The stock market is no stranger to volatility, but this year has been particularly brutal. After experiencing record highs over the last few months, the market took a turn for the worse in early September and entered correction territory.

This downturn can be concerning for investors, and you may be tempted to hold off on throwing more money into the stock market until it begins to stabilize. However, there are a few good reasons to keep investing even when the market is on shaky ground.

Man with his hands in his hair looking at red stock market arrow that went up but is now crashing down.

Image source: Getty Images.

1. It's the perfect opportunity to load up on stocks

Stock market downturns may not be great for your current portfolio but are fantastic opportunities for buying stocks at bargain prices. When stock prices drop, the market is essentially on sale.

If there's a particular stock you have your eye on, you may be able to buy it for less if you invest when the market is volatile. Even if you're investing in index funds, mutual funds, or ETFs rather than individual stocks, you can still get more for your money when stock prices are lower.

Investing during periods of volatility can pay off down the road, too, once the market eventually recovers. Any investor's ultimate goal is to buy low and sell high, and downturns are great opportunities to buy when stock prices have come off their highs. Then, once the market bounces back and stock prices increase, your investments will be more valuable when you're ready to sell.

2. Time is your most valuable asset

Investing is playing the long game, especially if you're saving for retirement. It can take decades to build a robust retirement fund, so there's no time to waste.

If you stop investing every time the market is rocky, you're missing out on valuable time to save. That, in turn, will make it more challenging to reach your retirement goals.

That's not to say it's impossible to retire on time, even if you stop investing during periods of volatility, but you'll need to save more each month to catch up. Compound interest helps your savings grow exponentially when you save consistently, so if you're taking breaks from saving every time the market falls, it will be tougher for compound interest to do its job. As a result, you'll need to work harder and save more.

3. It's very likely the market will recover

It can be intimidating to invest when stock prices are dropping by the day, but try to focus on the long term rather than the short term.

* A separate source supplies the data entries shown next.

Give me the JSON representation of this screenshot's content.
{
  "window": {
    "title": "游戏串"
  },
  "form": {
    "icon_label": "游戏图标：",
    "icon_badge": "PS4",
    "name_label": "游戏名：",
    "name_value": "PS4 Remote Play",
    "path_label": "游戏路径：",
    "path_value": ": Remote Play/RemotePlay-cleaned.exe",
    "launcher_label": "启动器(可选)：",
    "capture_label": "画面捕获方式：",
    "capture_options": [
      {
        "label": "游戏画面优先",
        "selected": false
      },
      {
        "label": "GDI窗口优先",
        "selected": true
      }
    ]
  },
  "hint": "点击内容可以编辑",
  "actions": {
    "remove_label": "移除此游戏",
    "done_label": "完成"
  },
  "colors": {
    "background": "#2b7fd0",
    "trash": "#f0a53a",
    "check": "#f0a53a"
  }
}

Historically, the stock market has recovered from each and every crash it's experienced, making it highly likely it will bounce back from this downturn, as well. It could take time, but if you're investing for the long term, it won't matter what the market is doing at the moment.

^SPX Chart

^SPX data by YCharts.

Although the market experiences loads of short-term ups and downs, the overall trend over time is positive. As long as you're investing in solid companies and funds that have a proven track record of success, there's a good chance your investments will bounce back eventually. By riding out the storm and continuing to invest when the market is rocky, you'll reap the rewards once it recovers.

Investing in the stock market can be nerve-wracking during strong economic times, but it's even more intimidating during periods of volatility. However, by taking advantage of this stock market slump and continuing to invest, your investments can come out the other side stronger than ever.